I'd suggest you hold your 'upgrade horses' for a while and collect some more funds and upgrade to C2D in some time.


----------



## caleb (Oct 14, 2006)

pathiks said:
			
		

> its pentium d 805... It wont make make much diff.. Better take the 820


Just out of curiosity (as I own a Intel D805 processor)...what is the equivalent of Intel D805 in AMD & also in Intel P4
Thanks
__________
Just out of curiosity (as I own a Intel D805 processor)...what is the equivalent of Intel D805 in AMD & also in Intel P4
Thanks


----------



## caleb (Oct 17, 2006)

caleb said:
			
		

> Just out of curiosity (as I own a Intel D805 processor)...what is the equivalent of Intel D805 in AMD & also in Intel P4
> Thanks
> No one knows the answer for this???


----------



## yogi7272 (Oct 17, 2006)

man .... this core 2 duo processors overclocks like hell . when coupled with either ..  

1. gigabyte 965p DS 3     OR 
2.  asus     P5B DLX ..  

especially .. E 6300  and  E6400 

 i am so stupid that only last dec i got 3.2 ghz p4 .. i should have  waited.. for this gem of a processor..


----------



## Ch@0s (Oct 19, 2006)

^^Even the E6600 overclocks really well if paired with the right cooler.


----------



## sam9s (Oct 21, 2006)

executioner said:
			
		

> please suggest a mobo supporting crossfire,compatible with core2duo



Crossfire goes with ATI and SLI with nvidia.
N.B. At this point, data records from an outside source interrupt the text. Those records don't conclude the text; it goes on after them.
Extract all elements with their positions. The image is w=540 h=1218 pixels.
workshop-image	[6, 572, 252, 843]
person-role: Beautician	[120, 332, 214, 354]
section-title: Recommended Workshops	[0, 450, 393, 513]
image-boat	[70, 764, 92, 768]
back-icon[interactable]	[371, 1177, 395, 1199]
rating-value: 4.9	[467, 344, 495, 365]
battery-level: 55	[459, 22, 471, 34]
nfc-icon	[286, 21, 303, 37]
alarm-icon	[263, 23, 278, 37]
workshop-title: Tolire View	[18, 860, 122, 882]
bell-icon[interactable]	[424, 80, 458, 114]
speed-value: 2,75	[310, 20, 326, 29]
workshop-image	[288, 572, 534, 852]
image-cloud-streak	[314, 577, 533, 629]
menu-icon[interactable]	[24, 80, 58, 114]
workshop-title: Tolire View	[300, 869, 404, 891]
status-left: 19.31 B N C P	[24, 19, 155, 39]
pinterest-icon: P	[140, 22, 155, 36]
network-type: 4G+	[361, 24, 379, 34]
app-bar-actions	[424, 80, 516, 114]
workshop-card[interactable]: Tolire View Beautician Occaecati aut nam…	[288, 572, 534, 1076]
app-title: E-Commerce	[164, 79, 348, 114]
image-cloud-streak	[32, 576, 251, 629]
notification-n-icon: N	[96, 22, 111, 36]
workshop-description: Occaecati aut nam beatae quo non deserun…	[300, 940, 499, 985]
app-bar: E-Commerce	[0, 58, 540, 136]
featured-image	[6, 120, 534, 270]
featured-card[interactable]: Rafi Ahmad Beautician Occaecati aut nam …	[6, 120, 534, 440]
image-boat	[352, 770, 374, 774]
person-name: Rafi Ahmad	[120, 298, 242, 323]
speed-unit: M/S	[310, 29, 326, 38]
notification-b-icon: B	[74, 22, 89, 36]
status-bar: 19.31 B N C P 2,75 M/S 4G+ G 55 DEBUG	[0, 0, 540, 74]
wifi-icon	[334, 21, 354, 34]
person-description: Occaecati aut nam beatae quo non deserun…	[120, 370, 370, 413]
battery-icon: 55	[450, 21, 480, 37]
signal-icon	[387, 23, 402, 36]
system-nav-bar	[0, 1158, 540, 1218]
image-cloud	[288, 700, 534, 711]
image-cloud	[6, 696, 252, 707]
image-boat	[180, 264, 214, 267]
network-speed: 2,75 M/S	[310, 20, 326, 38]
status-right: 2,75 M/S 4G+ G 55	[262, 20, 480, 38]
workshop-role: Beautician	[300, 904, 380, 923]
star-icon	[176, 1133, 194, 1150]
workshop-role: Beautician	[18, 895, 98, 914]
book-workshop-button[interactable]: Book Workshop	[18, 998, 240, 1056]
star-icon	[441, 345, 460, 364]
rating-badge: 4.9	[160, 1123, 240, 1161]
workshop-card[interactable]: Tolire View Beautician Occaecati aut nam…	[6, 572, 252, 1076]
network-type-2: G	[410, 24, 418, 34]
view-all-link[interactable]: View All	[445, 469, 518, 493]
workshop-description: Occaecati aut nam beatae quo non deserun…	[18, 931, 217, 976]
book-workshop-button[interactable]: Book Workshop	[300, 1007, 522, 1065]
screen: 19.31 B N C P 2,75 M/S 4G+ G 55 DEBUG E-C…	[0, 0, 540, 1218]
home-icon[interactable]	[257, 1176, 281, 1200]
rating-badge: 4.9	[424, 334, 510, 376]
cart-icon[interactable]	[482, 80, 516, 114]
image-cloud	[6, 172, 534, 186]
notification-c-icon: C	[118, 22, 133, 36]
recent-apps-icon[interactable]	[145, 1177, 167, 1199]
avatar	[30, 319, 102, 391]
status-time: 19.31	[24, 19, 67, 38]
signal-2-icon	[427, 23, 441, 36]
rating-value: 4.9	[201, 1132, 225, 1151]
If you wanna opt ATI.... Intel 975 XBX offers crossfire ( ie u can not go with 2 geforce cards on this board, u need 2 ATI based cards )
If you want 2 Geforce cards (ie SLI) the best board is from ASUS ie 
ASUS P5N32-SLI SE Deluxe based on nforce4 chipset........Both the boards support C2D.


----------



## akshayt (Oct 21, 2006)

No, E6600 is usually not a good overclocker. E6400 is the best ocer I would say. E6600 sometimes gets good oc but most times doesnn'y


----------



## drvarunmehta (Oct 21, 2006)

But no amount of OCing changes the fact that E6600 has 4 MB L2 cache and E6400 has only 2 MB.


----------



## Ch@0s (Oct 21, 2006)

^^Very true and the fact is overclocking is completely dependent on what week the cpu is. An L628/L631 will do 4GHz on air. Compared to that an L626/L625 can't even manage 4GHz with insane voltages on water. No matter what the batch, they'll manage 3-3.2 on air easily. Newer E6400 chips don't do as well as the E6600 chips.


----------



## caleb (Oct 22, 2006)

Gentlemen, does anyone know what is the equivalent of Intel D805 proocessor in AMD?


----------



## drvarunmehta (Oct 22, 2006)

Athlon64 X2 3600+. But the Athlon's a lot faster.


----------



## caleb (Oct 22, 2006)

drvarunmehta said:
			
		

> Athlon64 X2 3600+. But the Athlon's a lot faster.


 Thanks


----------